John también se sobresaltó al oír una afirmación tan intensa y potente introducida en lo que parecía una simple disculpa protocolaria. La última frase de Marie se le había metido muy dentro, tanto que ya nunca podría sacarla.
Ambos se fueron a dormir, confusos.
Fuera no se oía nada y se veía menos, algunas de las bombillas instaladas en el campamento ya se habían fundido o estallado por los bruscos cambios de temperatura. Nadie se había ocupado de sustituirlas, lo que dejaba el lugar en una inquietante penumbra. Parecía que la negra boca del desierto iba a tragarse todo el recinto de un momento a otro. Tampoco se divisaba a los vigilantes, seguramente instalados cómodamente en algún coche o en el camión, ya ni Osama se preocupaba por ellos, parecía tener en mente cosas más urgentes.
En su cubil, el teniente Osman temblaba, temía y pensaba, todo a la vez. Si lo que los arqueólogos habían dicho en la reunión era cierto, y Osama, que les otorgaba un gran crédito, no lo dudaba ni por un momento, el Arca había pasado, en un segundo, de ser un inofensivo vestigio arqueológico a ser un artilugio verdaderamente peligroso, más si caía en manos indebidas.
Mala suerte, no le quedaba otro remedio que llamar a su superior, el coronel Yusuf al-Misri, y contarle las últimas noticias procedentes de un parte de guerra de hacía 3.000 años. Mañana lo haría, hoy ya era muy tarde.

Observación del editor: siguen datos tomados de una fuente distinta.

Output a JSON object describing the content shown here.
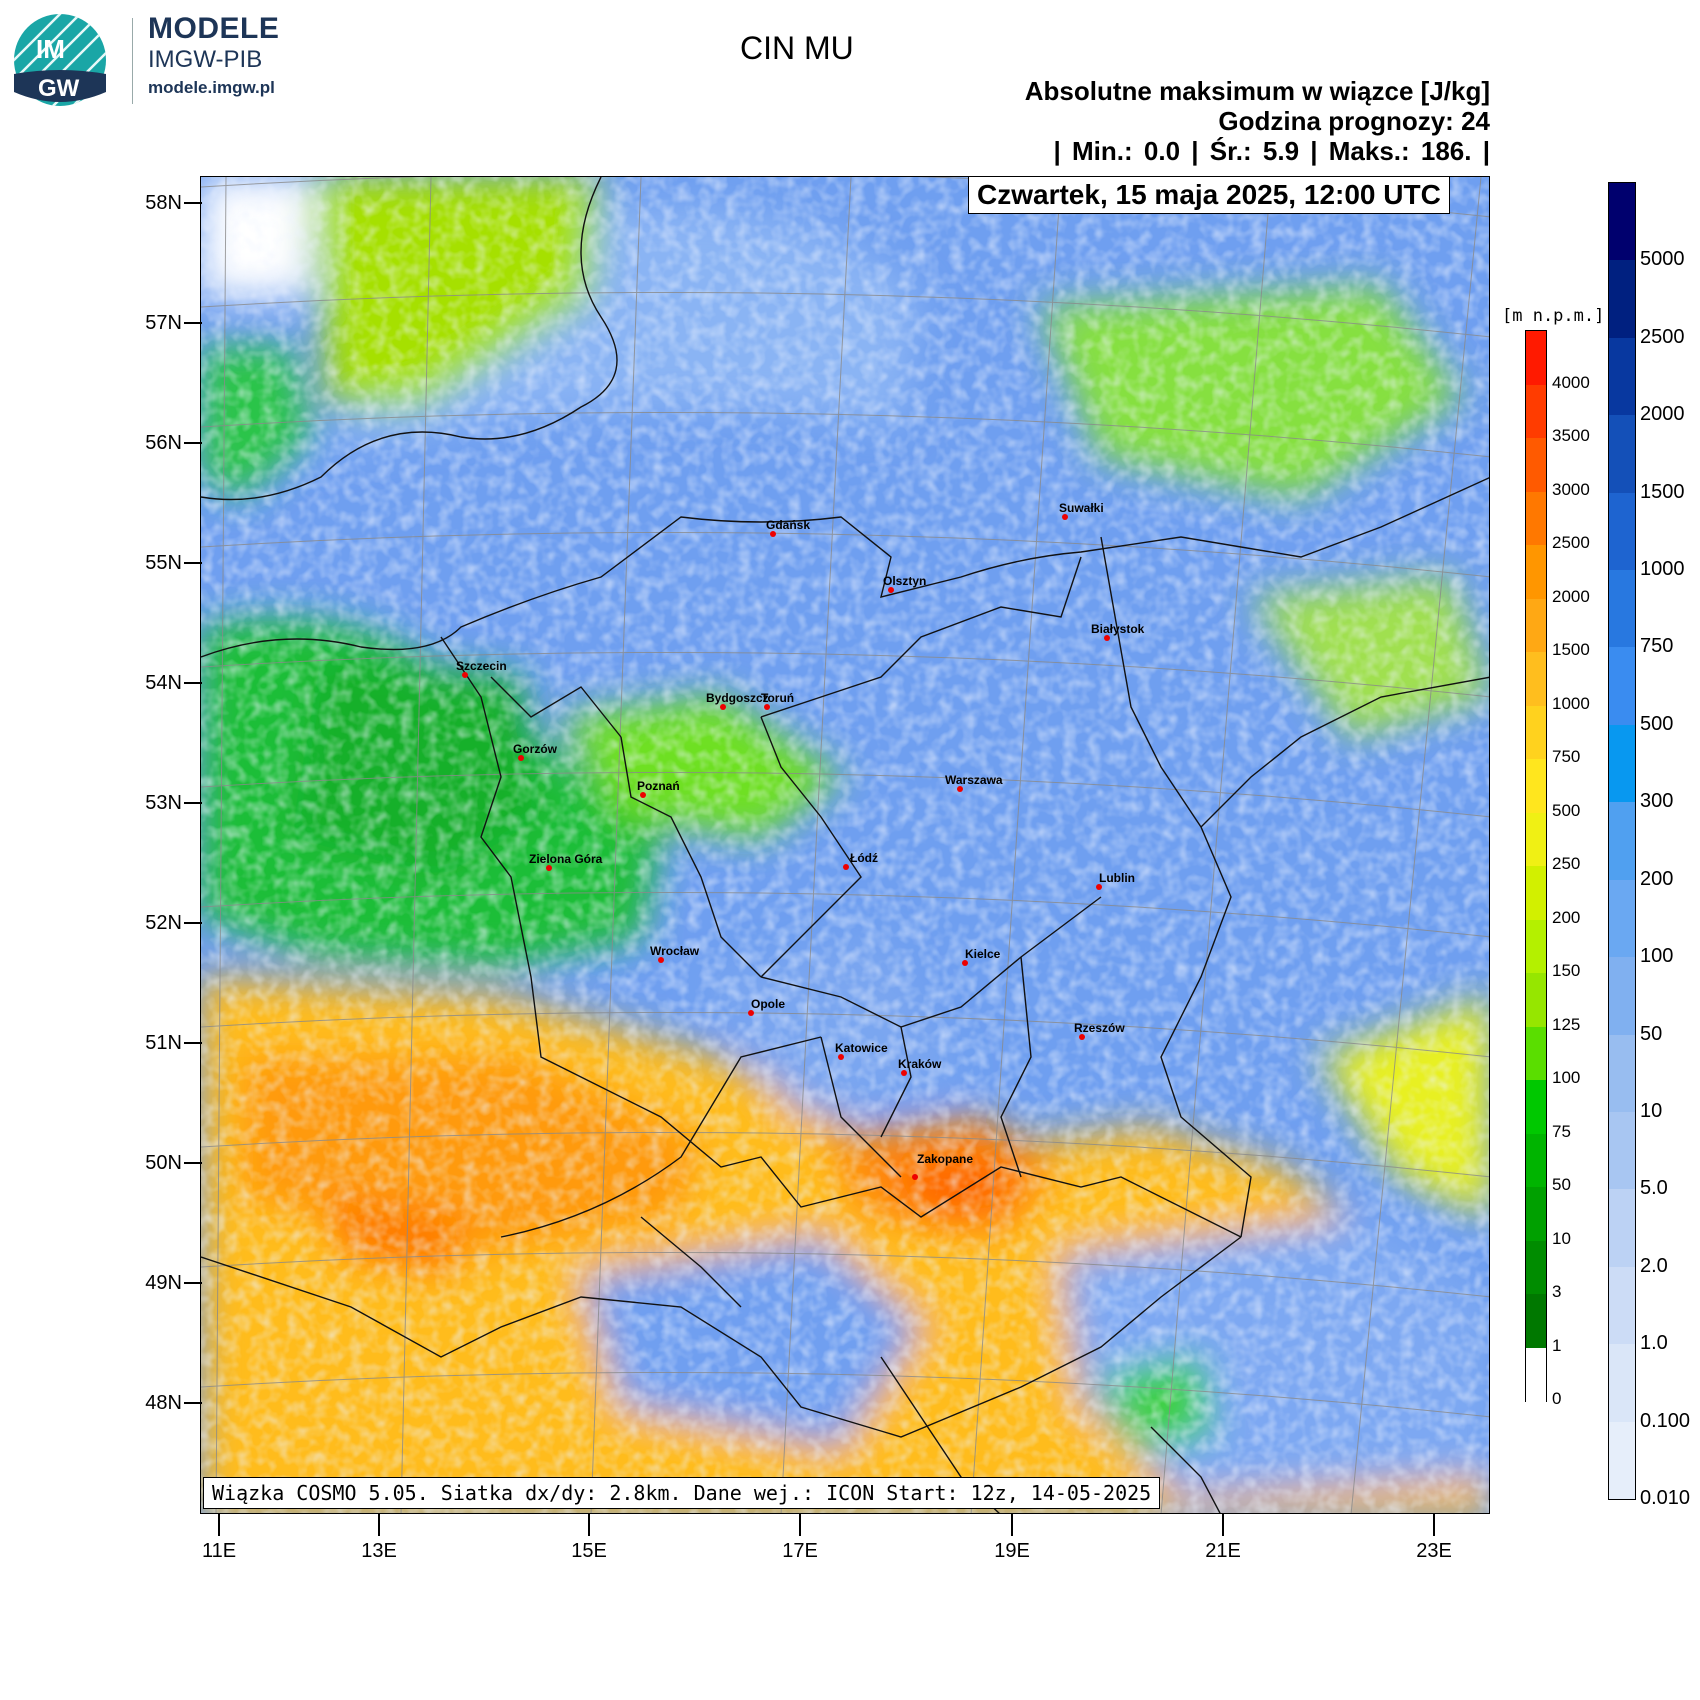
{
  "brand": {
    "logo_text_top": "IM",
    "logo_text_bottom": "GW",
    "title": "MODELE",
    "subtitle": "IMGW-PIB",
    "url": "modele.imgw.pl"
  },
  "header": {
    "title": "CIN MU",
    "subtitle": "Absolutne maksimum w wiązce [J/kg]",
    "forecast_hour": "Godzina prognozy: 24",
    "stats": "| Min.:      0.0 | Śr.:       5.9 | Maks.:      186. |",
    "date": "Czwartek, 15 maja 2025, 12:00 UTC"
  },
  "footnote": "Wiązka COSMO 5.05. Siatka dx/dy: 2.8km. Dane wej.: ICON Start: 12z, 14-05-2025",
  "axes": {
    "lat_labels": [
      "58N",
      "57N",
      "56N",
      "55N",
      "54N",
      "53N",
      "52N",
      "51N",
      "50N",
      "49N",
      "48N"
    ],
    "lon_labels": [
      "11E",
      "13E",
      "15E",
      "17E",
      "19E",
      "21E",
      "23E"
    ]
  },
  "cities": [
    {
      "name": "Gdańsk"
    },
    {
      "name": "Olsztyn"
    },
    {
      "name": "Suwałki"
    },
    {
      "name": "Białystok"
    },
    {
      "name": "Szczecin"
    },
    {
      "name": "Bydgoszcz"
    },
    {
      "name": "Toruń"
    },
    {
      "name": "Gorzów"
    },
    {
      "name": "Poznań"
    },
    {
      "name": "Warszawa"
    },
    {
      "name": "Zielona Góra"
    },
    {
      "name": "Łódź"
    },
    {
      "name": "Lublin"
    },
    {
      "name": "Wrocław"
    },
    {
      "name": "Kielce"
    },
    {
      "name": "Opole"
    },
    {
      "name": "Rzeszów"
    },
    {
      "name": "Katowice"
    },
    {
      "name": "Kraków"
    },
    {
      "name": "Zakopane"
    }
  ],
  "cin_colorbar": {
    "labels": [
      "5000",
      "2500",
      "2000",
      "1500",
      "1000",
      "750",
      "500",
      "300",
      "200",
      "100",
      "50",
      "10",
      "5.0",
      "2.0",
      "1.0",
      "0.100",
      "0.010"
    ],
    "colors": [
      "#00006e",
      "#002080",
      "#0838a0",
      "#1450b8",
      "#1e64d0",
      "#2878e0",
      "#3a8cf0",
      "#0898f0",
      "#50a0f0",
      "#6aa8f2",
      "#80b0f0",
      "#98bdf0",
      "#a8c6f2",
      "#bcd2f4",
      "#ccdcf6",
      "#dae6f8",
      "#e6eefa"
    ]
  },
  "elevation_colorbar": {
    "unit": "[m n.p.m.]",
    "labels": [
      "4000",
      "3500",
      "3000",
      "2500",
      "2000",
      "1500",
      "1000",
      "750",
      "500",
      "250",
      "200",
      "150",
      "125",
      "100",
      "75",
      "50",
      "10",
      "3",
      "1",
      "0"
    ],
    "colors": [
      "#ff1a00",
      "#ff3c00",
      "#ff5a00",
      "#ff7800",
      "#ff9600",
      "#ffa814",
      "#ffbe1e",
      "#ffd21e",
      "#ffe61e",
      "#f0f014",
      "#d2f000",
      "#b4f000",
      "#96e600",
      "#5ade00",
      "#00c800",
      "#00b400",
      "#00a000",
      "#008c00",
      "#007800",
      "#ffffff"
    ]
  }
}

Si el Arca encerraba en sus entrañas el secreto de una fórmula química para acabar con un ejército entero en pocos minutos, el asunto se transformaría en un expediente de seguridad nacional. Osama ya lo estaba viendo, los paranoicos generales y funcionarios del Ministerio de Defensa Egipcio temiéndose lo peor y queriendo averiguar si la toxina podría ser aprovechada para enriquecer sus propios arsenales nacionales.
Las armas químicas y bacteriológicas estaban prohibidas terminantemente por la Convención de Ginebra y por una decena de tratados más, que seguramente había refrendado su país con pluma de oro, pero eso no importaba mientras no se enterase la opinión pública. En todos los sitios funcionaba igual, prohibida la producción y acumulación de armas biológicas, pero no la investigación de las mismas, añagaza que servía para que todos los compromisos internacionales de no proliferación se convirtiesen en inútil papel mojado.

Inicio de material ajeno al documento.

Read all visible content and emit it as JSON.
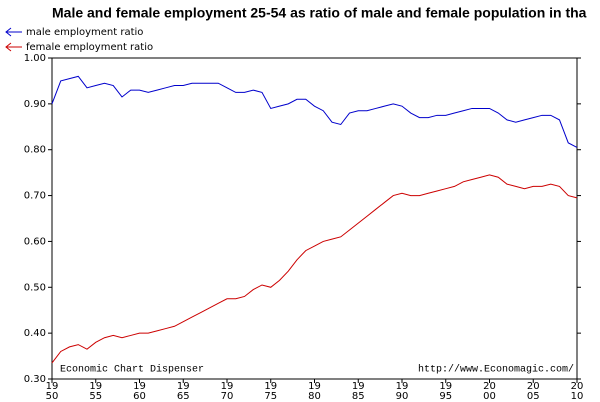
{
  "chart_data": {
    "type": "line",
    "title": "Male and female employment 25-54 as ratio of male and female population in tha",
    "x": [
      1950,
      1951,
      1952,
      1953,
      1954,
      1955,
      1956,
      1957,
      1958,
      1959,
      1960,
      1961,
      1962,
      1963,
      1964,
      1965,
      1966,
      1967,
      1968,
      1969,
      1970,
      1971,
      1972,
      1973,
      1974,
      1975,
      1976,
      1977,
      1978,
      1979,
      1980,
      1981,
      1982,
      1983,
      1984,
      1985,
      1986,
      1987,
      1988,
      1989,
      1990,
      1991,
      1992,
      1993,
      1994,
      1995,
      1996,
      1997,
      1998,
      1999,
      2000,
      2001,
      2002,
      2003,
      2004,
      2005,
      2006,
      2007,
      2008,
      2009,
      2010
    ],
    "series": [
      {
        "name": "male employment ratio",
        "color": "#0000cc",
        "values": [
          0.9,
          0.95,
          0.955,
          0.96,
          0.935,
          0.94,
          0.945,
          0.94,
          0.915,
          0.93,
          0.93,
          0.925,
          0.93,
          0.935,
          0.94,
          0.94,
          0.945,
          0.945,
          0.945,
          0.945,
          0.935,
          0.925,
          0.925,
          0.93,
          0.925,
          0.89,
          0.895,
          0.9,
          0.91,
          0.91,
          0.895,
          0.885,
          0.86,
          0.855,
          0.88,
          0.885,
          0.885,
          0.89,
          0.895,
          0.9,
          0.895,
          0.88,
          0.87,
          0.87,
          0.875,
          0.875,
          0.88,
          0.885,
          0.89,
          0.89,
          0.89,
          0.88,
          0.865,
          0.86,
          0.865,
          0.87,
          0.875,
          0.875,
          0.865,
          0.815,
          0.805
        ]
      },
      {
        "name": "female employment ratio",
        "color": "#cc0000",
        "values": [
          0.335,
          0.36,
          0.37,
          0.375,
          0.365,
          0.38,
          0.39,
          0.395,
          0.39,
          0.395,
          0.4,
          0.4,
          0.405,
          0.41,
          0.415,
          0.425,
          0.435,
          0.445,
          0.455,
          0.465,
          0.475,
          0.475,
          0.48,
          0.495,
          0.505,
          0.5,
          0.515,
          0.535,
          0.56,
          0.58,
          0.59,
          0.6,
          0.605,
          0.61,
          0.625,
          0.64,
          0.655,
          0.67,
          0.685,
          0.7,
          0.705,
          0.7,
          0.7,
          0.705,
          0.71,
          0.715,
          0.72,
          0.73,
          0.735,
          0.74,
          0.745,
          0.74,
          0.725,
          0.72,
          0.715,
          0.72,
          0.72,
          0.725,
          0.72,
          0.7,
          0.695
        ]
      }
    ],
    "xlim": [
      1950,
      2010
    ],
    "xticks": [
      {
        "value": 1950,
        "label": "19\n50"
      },
      {
        "value": 1955,
        "label": "19\n55"
      },
      {
        "value": 1960,
        "label": "19\n60"
      },
      {
        "value": 1965,
        "label": "19\n65"
      },
      {
        "value": 1970,
        "label": "19\n70"
      },
      {
        "value": 1975,
        "label": "19\n75"
      },
      {
        "value": 1980,
        "label": "19\n80"
      },
      {
        "value": 1985,
        "label": "19\n85"
      },
      {
        "value": 1990,
        "label": "19\n90"
      },
      {
        "value": 1995,
        "label": "19\n95"
      },
      {
        "value": 2000,
        "label": "20\n00"
      },
      {
        "value": 2005,
        "label": "20\n05"
      },
      {
        "value": 2010,
        "label": "20\n10"
      }
    ],
    "ylim": [
      0.3,
      1.0
    ],
    "yticks": [
      {
        "value": 0.3,
        "label": "0.30"
      },
      {
        "value": 0.4,
        "label": "0.40"
      },
      {
        "value": 0.5,
        "label": "0.50"
      },
      {
        "value": 0.6,
        "label": "0.60"
      },
      {
        "value": 0.7,
        "label": "0.70"
      },
      {
        "value": 0.8,
        "label": "0.80"
      },
      {
        "value": 0.9,
        "label": "0.90"
      },
      {
        "value": 1.0,
        "label": "1.00"
      }
    ],
    "annotations": [
      "Economic Chart Dispenser",
      "http://www.Economagic.com/"
    ]
  }
}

Y no quería ni pensar en lo que pasaría si se enteraba Israel, una nación que había tenido el impudor de fabricar armamento atómico a espaldas de sus propios ciudadanos. Seguro que darían medio presupuesto de defensa por enterarse del arma que les había procurado su dios Yahvéh en sus difíciles primeros tiempos de aventuras por el desierto.
¡Lo que faltaba, que los árabes tuviesen que pelear contra armas divinas además de contra las mundanas que ya le procuraba abundantemente Estados Unidos!

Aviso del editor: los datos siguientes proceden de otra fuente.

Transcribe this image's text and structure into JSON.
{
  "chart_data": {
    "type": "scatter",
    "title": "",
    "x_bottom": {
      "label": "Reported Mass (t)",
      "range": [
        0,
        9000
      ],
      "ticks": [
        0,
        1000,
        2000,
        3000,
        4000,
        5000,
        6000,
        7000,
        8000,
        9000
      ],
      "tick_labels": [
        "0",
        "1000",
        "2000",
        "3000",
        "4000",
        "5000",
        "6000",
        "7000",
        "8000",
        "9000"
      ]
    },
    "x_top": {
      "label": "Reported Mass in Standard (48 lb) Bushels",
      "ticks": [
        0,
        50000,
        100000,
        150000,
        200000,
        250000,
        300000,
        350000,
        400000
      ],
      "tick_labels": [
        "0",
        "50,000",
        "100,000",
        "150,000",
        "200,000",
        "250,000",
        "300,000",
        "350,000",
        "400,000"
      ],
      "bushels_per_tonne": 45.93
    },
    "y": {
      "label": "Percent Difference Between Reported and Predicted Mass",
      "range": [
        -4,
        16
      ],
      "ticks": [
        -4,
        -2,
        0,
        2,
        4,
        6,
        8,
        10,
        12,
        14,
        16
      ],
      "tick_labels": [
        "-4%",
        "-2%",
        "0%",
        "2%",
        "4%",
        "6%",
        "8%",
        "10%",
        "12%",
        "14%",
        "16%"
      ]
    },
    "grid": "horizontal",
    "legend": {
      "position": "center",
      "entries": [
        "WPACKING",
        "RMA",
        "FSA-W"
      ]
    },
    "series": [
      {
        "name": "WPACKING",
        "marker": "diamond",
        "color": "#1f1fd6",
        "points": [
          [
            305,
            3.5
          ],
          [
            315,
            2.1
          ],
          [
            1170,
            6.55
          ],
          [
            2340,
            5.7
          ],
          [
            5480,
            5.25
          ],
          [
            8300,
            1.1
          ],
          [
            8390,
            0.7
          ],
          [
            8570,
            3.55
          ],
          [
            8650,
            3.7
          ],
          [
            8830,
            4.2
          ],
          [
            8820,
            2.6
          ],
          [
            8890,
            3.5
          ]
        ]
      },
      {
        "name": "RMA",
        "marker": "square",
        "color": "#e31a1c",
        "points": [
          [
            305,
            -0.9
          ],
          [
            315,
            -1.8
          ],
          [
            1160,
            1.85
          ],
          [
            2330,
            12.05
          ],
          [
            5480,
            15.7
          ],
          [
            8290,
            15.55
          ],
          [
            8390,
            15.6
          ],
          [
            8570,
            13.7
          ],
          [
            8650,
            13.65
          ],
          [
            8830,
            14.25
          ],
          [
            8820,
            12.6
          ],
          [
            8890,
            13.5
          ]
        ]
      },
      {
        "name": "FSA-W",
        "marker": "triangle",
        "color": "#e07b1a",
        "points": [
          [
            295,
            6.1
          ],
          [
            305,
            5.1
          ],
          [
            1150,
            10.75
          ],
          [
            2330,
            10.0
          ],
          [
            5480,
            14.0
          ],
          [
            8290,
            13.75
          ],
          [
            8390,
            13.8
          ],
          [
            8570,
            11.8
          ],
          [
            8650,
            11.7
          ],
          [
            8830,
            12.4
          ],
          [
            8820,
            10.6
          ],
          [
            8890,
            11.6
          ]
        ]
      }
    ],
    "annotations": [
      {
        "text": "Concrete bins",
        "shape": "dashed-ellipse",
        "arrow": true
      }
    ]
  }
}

Osama Osman acababa de entrar en el ojo del huracán; estaba en el filo del cráter de un volcán a punto de erupción; nadaba en un mar sacudido por la agitación de un terrible maremoto; se veía sentado en medio de una ciudad, mirando como los rascacielos se derrumbaban alrededor suyo, estremecidos por un terrible seísmo.
Hoy no podría dormir.
Todos los días sale el sol. Hoy no era una excepción, pero parecía que los cuatro miembros de la expedición no tenían mucha intención de saludar a Ra, al menos no por el momento. Sus tiendas permanecían con la cremallera cerrada, aunque el efecto de los rayos de la cercana estrella sobre las desprotegidas lonas era parecido al que podía sentir un pollo dentro de un horno microondas.
Fueron los trabajadores los que despertaron a los investigadores, y lo hicieron con el estruendo que armaron al descargar el nuevo material comprado para apuntalar el difícil agujero oblicuo que les habían mandado excavar.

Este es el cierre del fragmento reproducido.